Continuing this, over my first year at this company, I made it a point to never say “I can’t do this.” I always tried to be as resourceful as I could be to tackle user problems and new challenges. This got me a new position and a substantial raise just one year into the job.
Now, what I have shared with you is just one of many examples where I have had to stop, think about how I could be resourceful when trying to solve a problem, and then use whatever resources I have. 18 years ago, it was a phone. Now, it’s a smartphone or tablet and a lot of searching and testing (and, yes, the occasional human contact, too).
No matter how new or not-so-new you are as an IT professional, every situation where you don’t know the solution right away gives you two choices: To be resourceful, or not to be resourceful. Are you the one who is willing to find a solution (and of course, verify before implementing it if you can), or, the one who says “no can do” or worse, you try something and make the problem worse?
There is no reason to not be resourceful nowadays. You have search engines, tutorials on YouTube, LearnKey courses, white papers, forums, and a whole host of other avenues to use. And, one of the best ways to be resourceful is to befriend those who are experienced in your field of work.

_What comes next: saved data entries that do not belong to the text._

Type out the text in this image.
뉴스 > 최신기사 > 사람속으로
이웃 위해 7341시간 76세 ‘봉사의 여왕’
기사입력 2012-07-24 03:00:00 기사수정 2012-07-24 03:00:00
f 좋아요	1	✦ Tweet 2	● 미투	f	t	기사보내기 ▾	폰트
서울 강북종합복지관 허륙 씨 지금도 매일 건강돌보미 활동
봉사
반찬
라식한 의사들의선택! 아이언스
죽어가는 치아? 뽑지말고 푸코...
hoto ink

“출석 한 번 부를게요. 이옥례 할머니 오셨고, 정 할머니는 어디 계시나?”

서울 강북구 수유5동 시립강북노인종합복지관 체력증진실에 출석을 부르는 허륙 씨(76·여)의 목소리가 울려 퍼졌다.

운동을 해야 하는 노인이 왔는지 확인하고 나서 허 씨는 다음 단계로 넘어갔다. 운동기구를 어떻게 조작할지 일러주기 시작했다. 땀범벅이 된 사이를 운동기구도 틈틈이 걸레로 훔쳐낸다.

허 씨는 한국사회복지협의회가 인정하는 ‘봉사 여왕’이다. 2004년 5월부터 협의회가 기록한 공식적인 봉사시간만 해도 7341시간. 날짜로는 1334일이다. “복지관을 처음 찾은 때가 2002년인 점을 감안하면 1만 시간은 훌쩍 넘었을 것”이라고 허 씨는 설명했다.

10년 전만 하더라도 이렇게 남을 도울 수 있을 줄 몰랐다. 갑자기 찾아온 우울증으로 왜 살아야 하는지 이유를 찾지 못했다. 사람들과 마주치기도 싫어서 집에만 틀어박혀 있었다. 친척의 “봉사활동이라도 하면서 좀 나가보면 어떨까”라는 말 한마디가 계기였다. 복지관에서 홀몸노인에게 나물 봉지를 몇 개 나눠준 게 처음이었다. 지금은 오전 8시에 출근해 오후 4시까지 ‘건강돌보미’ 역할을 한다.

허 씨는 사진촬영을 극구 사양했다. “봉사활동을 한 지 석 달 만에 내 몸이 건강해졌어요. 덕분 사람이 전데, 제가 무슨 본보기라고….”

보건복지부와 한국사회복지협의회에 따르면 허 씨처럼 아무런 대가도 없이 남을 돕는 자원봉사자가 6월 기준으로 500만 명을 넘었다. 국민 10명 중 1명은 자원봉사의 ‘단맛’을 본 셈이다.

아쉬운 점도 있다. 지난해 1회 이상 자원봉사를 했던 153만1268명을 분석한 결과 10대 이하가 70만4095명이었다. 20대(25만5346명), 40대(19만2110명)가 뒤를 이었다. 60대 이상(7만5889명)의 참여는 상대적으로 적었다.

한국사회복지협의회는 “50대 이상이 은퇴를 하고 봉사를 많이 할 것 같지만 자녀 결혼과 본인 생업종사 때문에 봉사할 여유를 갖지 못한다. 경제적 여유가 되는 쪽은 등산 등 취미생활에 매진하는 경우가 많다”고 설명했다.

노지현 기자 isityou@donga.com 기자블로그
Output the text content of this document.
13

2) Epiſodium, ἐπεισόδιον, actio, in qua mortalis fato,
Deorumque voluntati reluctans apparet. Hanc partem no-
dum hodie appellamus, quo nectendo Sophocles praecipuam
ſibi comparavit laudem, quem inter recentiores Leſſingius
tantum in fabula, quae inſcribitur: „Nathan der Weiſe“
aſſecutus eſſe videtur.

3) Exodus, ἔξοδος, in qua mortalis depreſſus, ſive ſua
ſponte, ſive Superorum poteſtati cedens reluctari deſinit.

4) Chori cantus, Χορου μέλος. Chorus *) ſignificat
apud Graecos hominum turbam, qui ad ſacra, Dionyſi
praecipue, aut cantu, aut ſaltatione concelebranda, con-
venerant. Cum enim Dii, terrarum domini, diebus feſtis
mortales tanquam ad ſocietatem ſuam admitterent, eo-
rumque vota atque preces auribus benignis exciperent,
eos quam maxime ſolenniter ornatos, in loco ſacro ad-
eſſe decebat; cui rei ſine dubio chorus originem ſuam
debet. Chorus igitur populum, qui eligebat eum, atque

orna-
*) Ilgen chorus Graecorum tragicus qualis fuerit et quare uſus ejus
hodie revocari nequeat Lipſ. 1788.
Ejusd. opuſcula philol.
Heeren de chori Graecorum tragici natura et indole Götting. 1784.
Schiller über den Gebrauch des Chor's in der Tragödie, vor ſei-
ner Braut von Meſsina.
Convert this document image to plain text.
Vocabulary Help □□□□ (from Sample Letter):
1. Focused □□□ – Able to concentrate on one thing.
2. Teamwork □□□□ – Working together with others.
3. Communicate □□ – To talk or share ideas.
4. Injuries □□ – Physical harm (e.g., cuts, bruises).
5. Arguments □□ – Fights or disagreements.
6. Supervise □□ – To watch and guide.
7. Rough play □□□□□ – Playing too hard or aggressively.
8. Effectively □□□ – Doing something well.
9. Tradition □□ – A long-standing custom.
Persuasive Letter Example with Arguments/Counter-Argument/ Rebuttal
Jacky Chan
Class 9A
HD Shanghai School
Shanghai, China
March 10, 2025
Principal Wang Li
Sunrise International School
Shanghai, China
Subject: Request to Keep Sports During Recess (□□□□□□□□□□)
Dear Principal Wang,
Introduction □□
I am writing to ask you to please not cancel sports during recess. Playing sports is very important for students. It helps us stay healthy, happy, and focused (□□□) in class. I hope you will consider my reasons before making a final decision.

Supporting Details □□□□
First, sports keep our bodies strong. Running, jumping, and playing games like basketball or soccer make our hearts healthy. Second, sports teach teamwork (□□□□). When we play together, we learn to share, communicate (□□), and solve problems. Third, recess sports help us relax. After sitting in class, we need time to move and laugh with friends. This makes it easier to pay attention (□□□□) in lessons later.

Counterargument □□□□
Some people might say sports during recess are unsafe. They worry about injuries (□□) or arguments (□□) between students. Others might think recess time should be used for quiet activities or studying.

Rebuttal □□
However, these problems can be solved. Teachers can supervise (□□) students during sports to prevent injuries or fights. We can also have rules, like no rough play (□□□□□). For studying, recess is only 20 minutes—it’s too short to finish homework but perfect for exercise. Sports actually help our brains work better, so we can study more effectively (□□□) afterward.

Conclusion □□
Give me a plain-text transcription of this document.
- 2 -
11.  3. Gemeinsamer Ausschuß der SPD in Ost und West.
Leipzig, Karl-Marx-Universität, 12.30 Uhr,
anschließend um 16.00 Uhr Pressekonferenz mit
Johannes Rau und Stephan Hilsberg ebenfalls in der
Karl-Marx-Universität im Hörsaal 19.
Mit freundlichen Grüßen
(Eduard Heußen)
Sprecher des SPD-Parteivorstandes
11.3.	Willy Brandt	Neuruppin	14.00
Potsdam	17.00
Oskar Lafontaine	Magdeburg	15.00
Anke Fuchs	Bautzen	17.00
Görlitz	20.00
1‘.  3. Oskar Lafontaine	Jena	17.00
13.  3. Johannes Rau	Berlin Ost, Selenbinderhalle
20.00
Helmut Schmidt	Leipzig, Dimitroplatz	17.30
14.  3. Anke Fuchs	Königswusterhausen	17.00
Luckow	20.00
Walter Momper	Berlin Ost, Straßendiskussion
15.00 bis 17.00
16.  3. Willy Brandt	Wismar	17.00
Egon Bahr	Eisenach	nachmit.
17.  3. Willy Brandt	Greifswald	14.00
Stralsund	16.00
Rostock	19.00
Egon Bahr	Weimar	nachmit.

Figure out who is willing to share knowledge and make those people your best “work” friends.
If there is one thing I can say from experience and observation in my almost-20 years of being in the IT industry, it’s this: Those who demonstrate resourcefulness move up the ladder from position to position and salary scale to salary scale. Those who aren’t either stay where they are, or they find themselves looking elsewhere for work.
So, no matter where you are in your IT career, remember the “R” word: Resourcefulness!